Disclaimer: To many damn characters to explain. HELLFIRE!!!

Anywho.......................................



*Jerk-o the Hampster and The Almighty Head are in a huddle whispering.*

Author- Whats goin on?

Jerk-o- Im sick of this! This world must be MINE!!!! ALL MINE!!!!!

Almighty Head- Ahem......

Author- And what EXACTLY r u gonna do????

Jerk-o- Rule the world with hampsters with really sharp toothpicks!!!!

Almighty Head- And heads will rule the universe!!!

Author- *sighs* God save the queen....

Jerk-o- ARE U MOCKING US????

Author- *sweatdrop*

Almighty Head- cuz we r the best fighters in the known universe!!!

Author- really now......

Almighty Head- Lets go Jerk-o!!!

Jerk-o and Almighty Head- *Dancing to what looks like the fusion dance* FUUUUSION!!!!!!!
*Turn into this fluffy hampster with an SSJ Trunks action figures head.* BWAHAHA!!! NOW WE ARE INVINCEBLE!!!!!!

Author- *double sweatdrop* oh geez..............




Anyway.........................


LETS GET ON WIT THE COTTON CANDY!!!!!!!!!!!



One day Trunks was sitting on the couch listining to Mozarts greatest hits.

A cute little kid came up to him and said "hey mister have u hugged a moose today??

No I haven't but I need 2!! Trunks said as he began to cry but chibi chibi comforted

Serena came walking up with quite a cheerful smile. "Trunks......

I bought COOKIES!! They're from Buu."

Lita came up hanging no latching onto Jack's arm just saying to herself "I am hanging on

every word you say."

but everybody knows people can't hang on words.

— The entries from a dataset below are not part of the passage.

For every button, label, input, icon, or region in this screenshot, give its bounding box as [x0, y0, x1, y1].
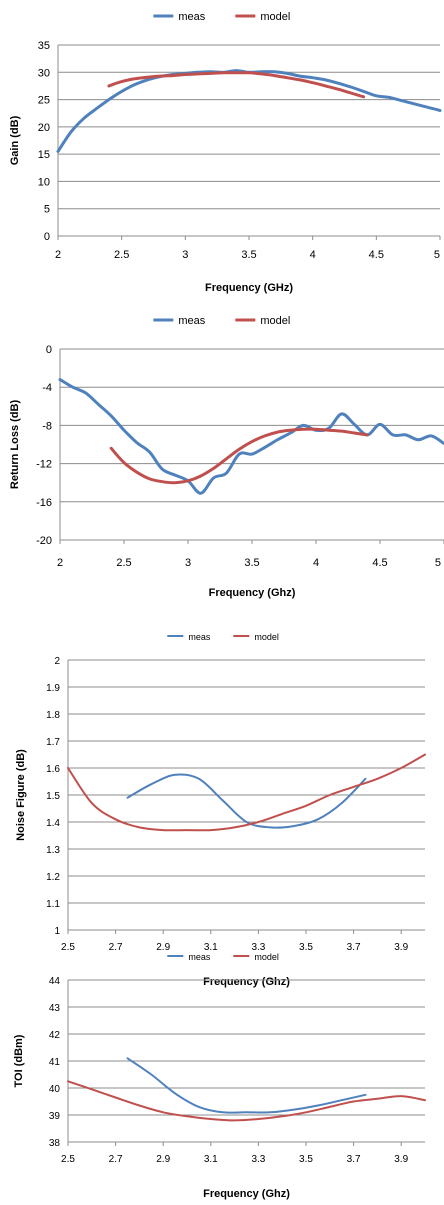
x-tick-label: 2.9: [156, 1154, 170, 1165]
x-axis-title: Frequency (Ghz): [209, 587, 296, 599]
x-tick-label: 5: [434, 249, 440, 261]
y-axis-title: Gain (dB): [9, 115, 21, 165]
legend: meas model: [167, 952, 279, 962]
y-tick-label: 1: [54, 926, 60, 937]
x-tick-label: 2.5: [61, 942, 75, 953]
y-tick-label: -4: [42, 382, 52, 394]
x-axis-title: Frequency (Ghz): [203, 976, 290, 988]
legend: meas model: [153, 315, 290, 327]
y-tick-label: 1.2: [46, 872, 60, 883]
y-tick-label: 40: [49, 1084, 61, 1095]
y-tick-label: 1.3: [46, 845, 60, 856]
chart-3: 1 1.1 1.2 1.3 1.4 1.5 1.6 1.7 1.8 1.9 2 2.5 2.7 2.9 3.…: [15, 632, 426, 988]
x-tick-label: 3.5: [241, 249, 256, 261]
y-tick-label: 0: [44, 231, 50, 243]
x-tick-label: 3.1: [204, 942, 218, 953]
x-tick-label: 3.3: [251, 1154, 265, 1165]
legend: meas model: [167, 632, 279, 642]
y-tick-label: 1.8: [46, 710, 60, 721]
x-tick-label: 3.5: [299, 942, 313, 953]
y-tick-label: 10: [38, 176, 50, 188]
legend-label-meas: meas: [178, 11, 205, 23]
x-tick-label: 2.7: [109, 942, 123, 953]
y-tick-label: -20: [36, 535, 52, 547]
series-line-model: [107, 71, 366, 99]
x-tick-label: 3: [182, 249, 188, 261]
series-line-model: [67, 753, 426, 832]
y-tick-label: 44: [49, 976, 61, 987]
x-tick-label: 2.5: [116, 557, 131, 569]
x-tick-label: 3.5: [244, 557, 259, 569]
x-tick-label: 4: [310, 249, 316, 261]
x-tick-label: 4: [313, 557, 319, 569]
x-tick-label: 2.5: [61, 1154, 75, 1165]
y-axis-title: Return Loss (dB): [9, 400, 21, 490]
y-tick-label: -8: [42, 420, 52, 432]
series-line-meas: [126, 1057, 367, 1114]
x-tick-label: 3.7: [347, 942, 361, 953]
y-tick-label: 1.9: [46, 683, 60, 694]
y-tick-label: 2: [54, 656, 60, 667]
y-tick-label: 1.6: [46, 764, 60, 775]
x-tick-label: 3.5: [299, 1154, 313, 1165]
legend-label-model: model: [260, 315, 290, 327]
chart-4: 38 39 40 41 42 43 44 2.5 2.7 2.9 3.1 3.3 3.5 3.7 3.9 Fr…: [13, 952, 426, 1200]
x-axis-title: Frequency (GHz): [205, 282, 293, 294]
y-tick-label: 15: [38, 149, 50, 161]
legend-label-model: model: [254, 632, 279, 642]
y-tick-label: 1.5: [46, 791, 60, 802]
x-tick-label: 3.9: [394, 942, 408, 953]
x-axis-title: Frequency (Ghz): [203, 1188, 290, 1200]
y-tick-label: -12: [36, 459, 52, 471]
x-tick-label: 3.9: [394, 1154, 408, 1165]
y-axis-title: Noise Figure (dB): [15, 749, 27, 841]
legend-label-meas: meas: [178, 315, 205, 327]
y-tick-label: 1.7: [46, 737, 60, 748]
y-tick-label: 1.1: [46, 899, 60, 910]
y-tick-label: 38: [49, 1138, 61, 1149]
x-tick-label: 5: [435, 557, 441, 569]
y-tick-label: 41: [49, 1057, 61, 1068]
legend-label-model: model: [254, 952, 279, 962]
chart-1: 0 5 10 15 20 25 30 35 2 2.5 3 3.5 4 4.5 5 Frequency (GH…: [9, 11, 442, 294]
y-tick-label: 1.4: [46, 818, 60, 829]
y-tick-label: 42: [49, 1030, 61, 1041]
x-tick-label: 2: [57, 557, 63, 569]
series-line-model: [109, 427, 369, 485]
x-tick-label: 3.3: [251, 942, 265, 953]
legend-label-meas: meas: [188, 632, 211, 642]
y-tick-label: 25: [38, 95, 50, 107]
x-tick-label: 2: [55, 249, 61, 261]
x-tick-label: 3: [185, 557, 191, 569]
x-tick-label: 3.1: [204, 1154, 218, 1165]
y-tick-label: 35: [38, 40, 50, 52]
x-tick-label: 2.9: [156, 942, 170, 953]
y-tick-label: 43: [49, 1003, 61, 1014]
x-tick-label: 2.7: [109, 1154, 123, 1165]
legend-label-model: model: [260, 11, 290, 23]
x-tick-label: 3.7: [347, 1154, 361, 1165]
y-tick-label: -16: [36, 497, 52, 509]
y-tick-label: 39: [49, 1111, 61, 1122]
y-tick-label: 5: [44, 204, 50, 216]
y-tick-label: 30: [38, 67, 50, 79]
x-tick-label: 4.5: [369, 249, 384, 261]
x-tick-label: 4.5: [372, 557, 387, 569]
y-tick-label: 0: [46, 344, 52, 356]
series-line-meas: [126, 773, 367, 829]
x-tick-label: 2.5: [114, 249, 129, 261]
chart-2: -20 -16 -12 -8 -4 0 2 2.5 3 3.5 4 4.5 5 Frequency (Gh…: [9, 315, 444, 599]
series-line-meas: [58, 378, 444, 495]
legend-label-meas: meas: [188, 952, 211, 962]
y-tick-label: 20: [38, 122, 50, 134]
legend: meas model: [153, 11, 290, 23]
series-line-model: [67, 1080, 426, 1122]
y-axis-title: TOI (dBm): [13, 1034, 25, 1087]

Vegeta came up to them with his usual evil smirk asking son if he god.

no, Alanis Morisette played god. Anywho, Mr. Satan came up and

Swing dance with the beach boys who wanna take you to Bermuda, Bahama, come on

Alice! said the 3 o'clock fairys who were STILL laughing at her (geez!)

but she was now eating a French delecasie with the Mad Hatter fried peeps...

out of his gun but Alice dodged all of them cuz shes cool...

Then Serena began to sing Don't soak up the sun. Curious George then jumped on top of Vegeta

but..................

Vegeta was like "Get off me you damn dirty ape! Wait, i am an ape" Vegeta thought

"Wow where is that woman when you need her" with a devil look in his eyes "hey Bulma,

the bedroom door is open............" But Bulma was like "I wanna eat BAD HAM!!"

"We could always do both." Vegeta suggested......" "Ok" said Bulma then Vegeta

carried her to the room but then

Bra came in with Goten and said "sorry occupied" and slammed the door....

Vegeta than said "Ok then lets go to the kitchen" but then

they headed into the training room where Vegeta was about to rip off

the BAD HAM off the tray cuz its so bad it stuck to the bottom.... "OH GOD VEGETA!" Bulma

yelled

while he was sucking the BAD HAM and cookie dough

down his throat. but Bulma yelled again as she tried to get him to cough

but instead he kissed her lips passionately

awwwwwww................

how amazingly cute!!!!! Lita exclaimed as she busted the door

Annie came in and was like wheres Mr. Wonderboy oh hes wit Rini right now,

OHHH! WHERES THE TEA!!!!! Rini exclaimed as she ripped through the cabinets recking all

the China when Chi Chi began to chase everybody with the frying

"Pan where are you???" asked Trunks as he looked in the cookie jar.

Chi Chi came out with a big knife and began to kill everyone off by when Goku came in

and stopped her

OHHHHHH! BUGS!!!!!............................

by running to their room after a couple of hours Goku revived everyone wit the dragonballs.

Pan said well that waz fun wait till tomorrow.................


THE END...................................


4 NOW..................................... (BWAHAHA!)